On their own, the idling of two U.S. Steel furnaces would be a rather unremarkable blip on the national economy, but Trump has spent the past year turning the steel industry's successes and failures into a metric for his administration's trade policies.

That's why the latest evidence that Trump's trade war is not going according to plan is also some of the most damning yet. Though Trump has expanded his use of tariffs in attempts to combat what he sees as unfair trade practices by China (and threatened to use them to change Mexican policy regarding Central American migrants), the American steel industry's success has always been central to the current administration's argument for greater protectionism. "If you don't have steel, you don't have a country," Trump has proclaimed as justification for his tariffs.

He's also used the supposed resurrection of the steel industry as proof that his bellicose trade policies were working. "Our steel industry was dying, and now it's very vibrant," Trump told The New York Times in January.

Those claims were always heavily embellished. Despite what Trump has said, repeatedly, there were not seven or eight new steel plants opening in the United States. At most, he could plausibly claim to have helped bring a few idled plants back online last year. Hiring remained flat. In November, the American Iron and Steel Institute, an industry group, reported that direct steel jobs were down 4 percent from where they'd been four years ago—mostly because increased automation meant fewer workers were needed even as plants modestly expanded production.

Meanwhile, the tariffs were exacting a painful toll on steel-consuming industries that suddenly had to navigate higher prices from both foreign-sourced steel (because of the tariffs) and domestic steel (because manufacturers like U.S. Steel raised their own prices once the protectionist tariffs kicked in). Through April l, U.S. consumers and businesses had paid about $900,000 for every steel job created or saved by Trump's tariffs, according to an analysis by the Peterson Institute for International Economics.

That happened despite the fact that American steelmakers were strong advocates for the tariffs and appear to have exercised significant influence over their implementation.

Shareholders have lost too. Despite being able to charge higher prices for much of last year, major American steelmakers have seen their stock prices tumble during the trade war. When the tariffs were imposed on June 1, 2018, U.S. Steel stock was trading at nearly $37 per share. On Wednesday afternoon, the price was hovering around $15.25. Other big domestic steel producers have faced similar sell-offs.

Again, this should have been anticipated. The same thing happened in 2002 when President George W. Bush briefly hit imported steel with protectionist tariffs.

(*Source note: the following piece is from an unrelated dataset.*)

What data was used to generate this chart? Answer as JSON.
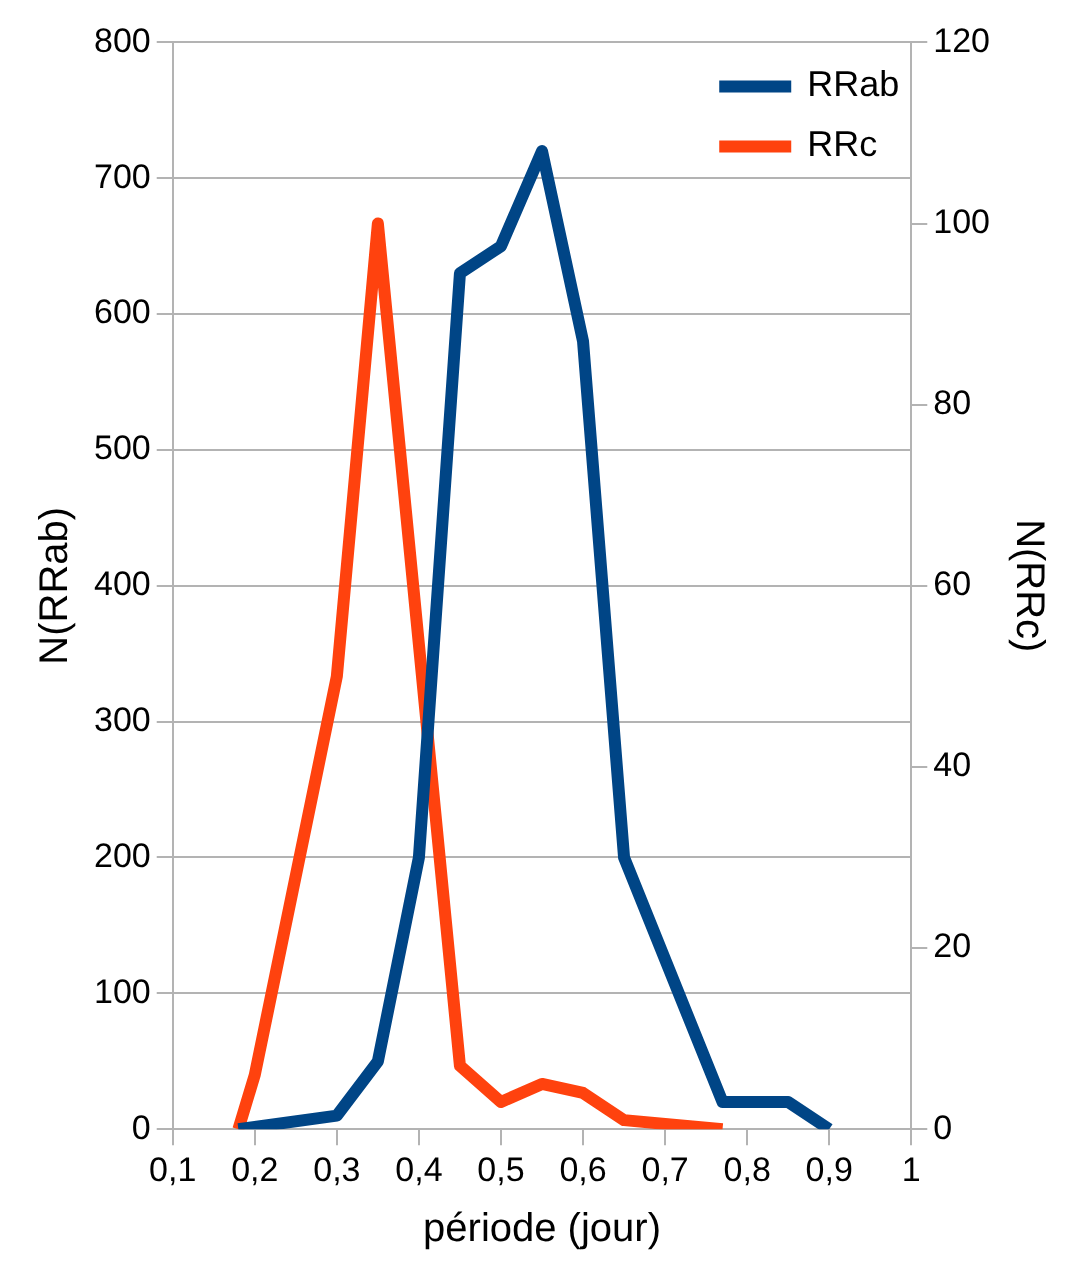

Bush ultimately withdrew those tariffs about nine months after they had been imposed. Trump's steel tariffs have been in place for more than a year, though the Trump administration did ease up last month by exempting steel imported from Canada and Mexico.

At this point, it should be abundantly clear that Trump's steel tariffs are working no better than Bush's did. If the tariffs were boosting domestic production—even at terrific cost to consumers, businesses, and shareholders—the administration could at least argue that the trade-off was a necessary one. As it stands, there is no redeeming argument for Trump's steel protectionism. The only question is how much longer it will take for the president to realize that.